One Von Hippel-Lindau (VHL) tumor suppressor gene is lost in most renal cell carcinomas while the nondeleted allele exhibits hypermethylation-induced inactivation or inactivating somatic mutations. As a result of these genetic modifications, there is an increased production of VEGF-A and pro-angiogenic growth factors in this disorder. The important role of angiogenesis in the pathogenesis of renal cell carcinomas and other tumors has focused the attention of investigators on the biology of VEGFs and VEGFR1-3 and to the development of inhibitors of the intricate and multifaceted angiogenic pathways. VEGFR1-3 contain an extracellular segment with seven immunoglobulin-like domains, a transmembrane segment, a juxtamembrane segment, a protein kinase domain with an insert of about 70 amino acid residues, and a C-terminal tail. VEGF-A stimulates the activation of preformed VEGFR2 dimers by the auto-phosphorylation of activation segment tyrosines followed by the phosphorylation of additional protein-tyrosines that recruit phosphotyrosine binding proteins thereby leading to signalling by the ERK1/2, AKT, Src, and p38 MAP kinase pathways. VEGFR1 modulates the activity of VEGFR2, which is the chief pathway in vasculogenesis and angiogenesis. VEGFR3 and its ligands (VEGF-C and VEGF-D) are involved primarily in lymphangiogenesis. Small molecule VEGFR1/2/3 inhibitors including axitinib, cabozantinib, lenvatinib, sorafenib, sunitinib, and pazopanib are approved by the FDA for the treatment of renal cell carcinomas. Most of these agents are type II inhibitors of VEGFR2 and inhibit the so-called DFG-Asp inactive enzyme conformation. These drugs are steady-state competitive inhibitors with respect to ATP and like ATP they form hydrogen bonds with the hinge residues that connect the small and large protein kinase lobes. Bevacizumab, a monoclonal antibody that binds to VEGF-A, is also approved for the treatment of renal cell carcinomas. Resistance to these agents invariably occurs within one year of treatment and clinical studies are underway to determine the optimal sequence of treatment with these anti-angiogenic agents. The nivolumab immune checkpoint inhibitor is also approved for the second-line treatment of renal cell carcinomas. Owing to the resistance of renal cell carcinomas to cytotoxic drugs and radiation therapy, the development of these agents has greatly improved the therapeutic options in the treatment of these malignancies.

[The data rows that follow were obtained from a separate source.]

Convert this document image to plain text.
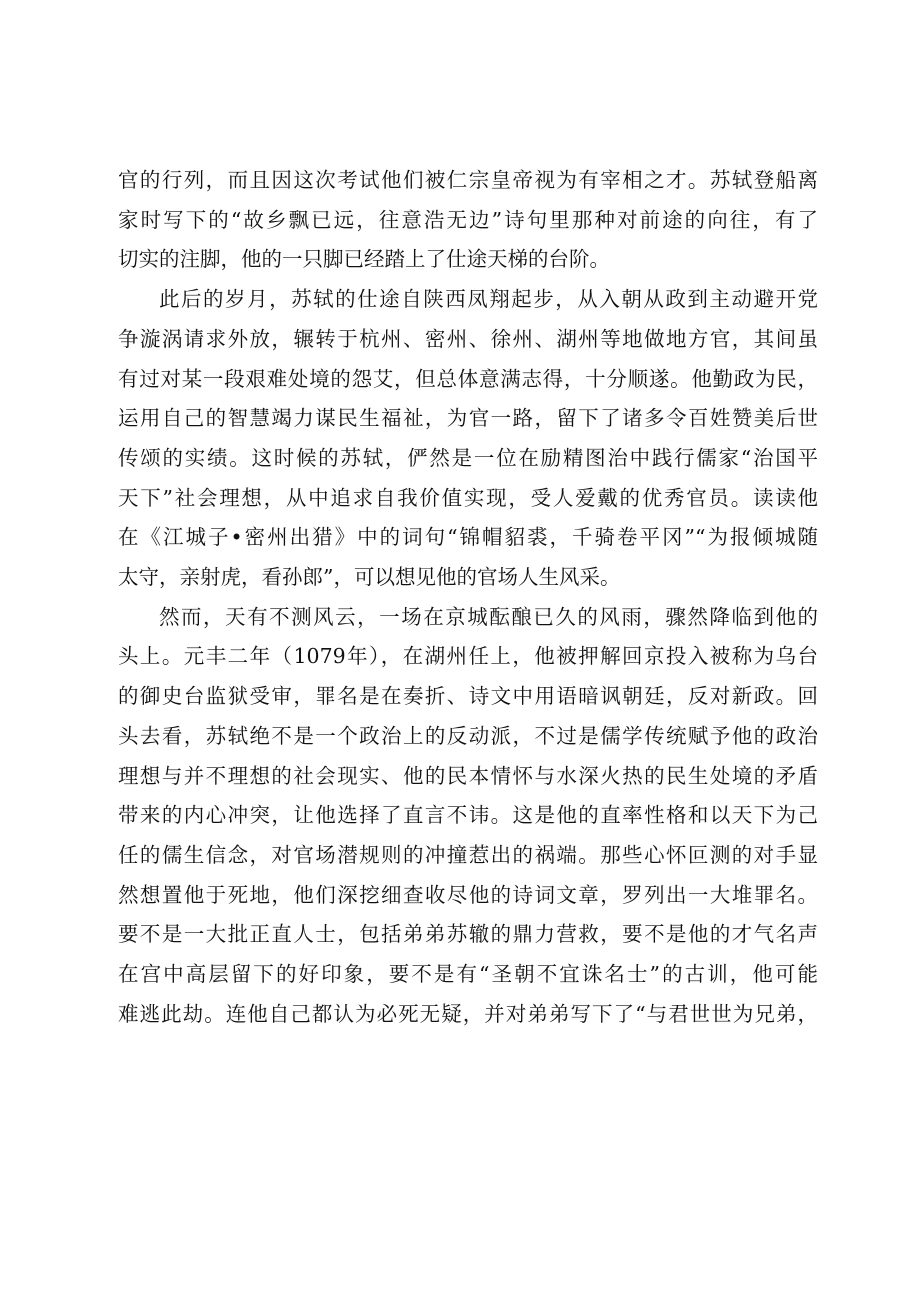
官的行列，而且因这次考试他们被仁宗皇帝视为有宰相之才。苏轼登船离
家时写下的“故乡飘已远，往意浩无边”诗句里那种对前途的向往，有了
切实的注脚，他的一只脚已经踏上了仕途天梯的台阶。

此后的岁月，苏轼的仕途自陕西凤翔起步，从入朝从政到主动避开党
争漩涡请求外放，辗转于杭州、密州、徐州、湖州等地做地方官，其间虽
有过对某一段艰难处境的怨艾，但总体意满志得，十分顺遂。他勤政为民，
运用自己的智慧竭力谋民生福祉，为官一路，留下了诸多令百姓赞美后世
传颂的实绩。这时候的苏轼，俨然是一位在励精图治中践行儒家“治国平
天下”社会理想，从中追求自我价值实现，受人爱戴的优秀官员。读读他
在《江城子•密州出猎》中的词句“锦帽貂裘，千骑卷平冈”“为报倾城随
太守，亲射虎，看孙郎”，可以想见他的官场人生风采。

然而，天有不测风云，一场在京城酝酿已久的风雨，骤然降临到他的
头上。元丰二年（1079年），在湖州任上，他被押解回京投入被称为乌台
的御史台监狱受审，罪名是在奏折、诗文中用语暗讽朝廷，反对新政。回
头去看，苏轼绝不是一个政治上的反动派，不过是儒学传统赋予他的政治
理想与并不理想的社会现实、他的民本情怀与水深火热的民生处境的矛盾
带来的内心冲突，让他选择了直言不讳。这是他的直率性格和以天下为己
任的儒生信念，对官场潜规则的冲撞惹出的祸端。那些心怀叵测的对手显
然想置他于死地，他们深挖细查收尽他的诗词文章，罗列出一大堆罪名。
要不是一大批正直人士，包括弟弟苏辙的鼎力营救，要不是他的才气名声
在宫中高层留下的好印象，要不是有“圣朝不宜诛名士”的古训，他可能
难逃此劫。连他自己都认为必死无疑，并对弟弟写下了“与君世世为兄弟，
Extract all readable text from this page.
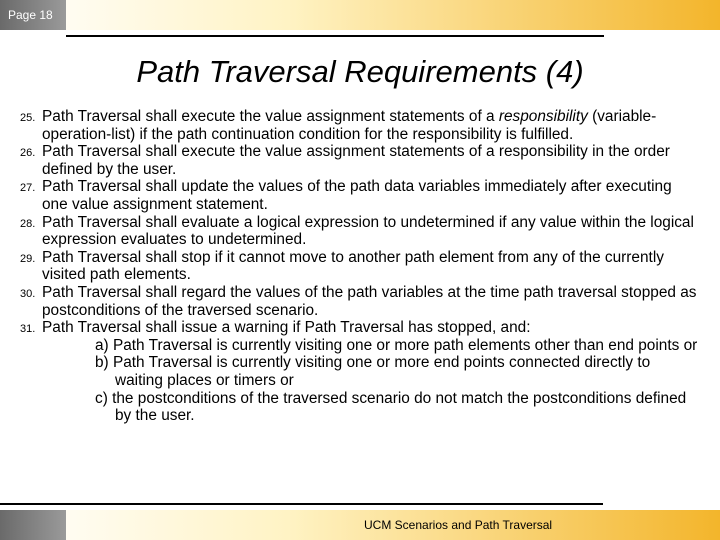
Page 18
Path Traversal Requirements (4)
25. Path Traversal shall execute the value assignment statements of a responsibility (variable-operation-list) if the path continuation condition for the responsibility is fulfilled.
26. Path Traversal shall execute the value assignment statements of a responsibility in the order defined by the user.
27. Path Traversal shall update the values of the path data variables immediately after executing one value assignment statement.
28. Path Traversal shall evaluate a logical expression to undetermined if any value within the logical expression evaluates to undetermined.
29. Path Traversal shall stop if it cannot move to another path element from any of the currently visited path elements.
30. Path Traversal shall regard the values of the path variables at the time path traversal stopped as postconditions of the traversed scenario.
31. Path Traversal shall issue a warning if Path Traversal has stopped, and:
a) Path Traversal is currently visiting one or more path elements other than end points or
b) Path Traversal is currently visiting one or more end points connected directly to waiting places or timers or
c) the postconditions of the traversed scenario do not match the postconditions defined by the user.
UCM Scenarios and Path Traversal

在大多数肾细胞癌中,一个VHL抑癌基因会缺失,而未缺失的等位基因则表现出高甲基化诱导的失活或失活性体细胞突变。由于这些基因修饰,该疾病中VEGF - A和促血管生成生长因子的产生增加。血管生成在肾细胞癌和其他肿瘤发病机制中的重要作用,使研究人员将注意力集中在VEGF和VEGFR1 - 3的生物学特性以及复杂多面的血管生成途径抑制剂的开发上。VEGFR1 - 3包含一个带有七个免疫球蛋白样结构域的细胞外片段、一个跨膜片段、一个近膜片段、一个带有约70个氨基酸残基插入序列的蛋白激酶结构域以及一个C末端尾巴。VEGF - A通过激活片段酪氨酸的自磷酸化来刺激预先形成的VEGFR2二聚体的激活,随后是其他蛋白酪氨酸的磷酸化,这些磷酸化会招募磷酸酪氨酸结合蛋白,从而导致ERK1/2、AKT、Src和p38丝裂原活化蛋白激酶途径发出信号。VEGFR1调节VEGFR2的活性,而VEGFR2是血管生成和血管新生的主要途径。VEGFR3及其配体(VEGF - C和VEGF - D)主要参与淋巴管生成。包括阿昔替尼、卡博替尼、乐伐替尼、索拉非尼、舒尼替尼和帕唑帕尼在内的小分子VEGFR1/2/3抑制剂已获美国食品药品监督管理局(FDA)批准用于治疗肾细胞癌。这些药物大多是VEGFR2的II型抑制剂,可抑制所谓的DFG - Asp无活性酶构象。这些药物是ATP的稳态竞争性抑制剂,并且与ATP一样,它们与连接小蛋白激酶叶和大蛋白激酶叶的铰链残基形成氢键。贝伐单抗是一种与VEGF - A结合的单克隆抗体,也被批准用于治疗肾细胞癌。对这些药物的耐药性在治疗一年内总会出现,目前正在进行临床研究以确定这些抗血管生成药物的最佳治疗顺序。纳武单抗免疫检查点抑制剂也被批准用于肾细胞癌的二线治疗。由于肾细胞癌对细胞毒性药物和放射治疗具有耐药性,这些药物的开发极大地改善了这些恶性肿瘤的治疗选择。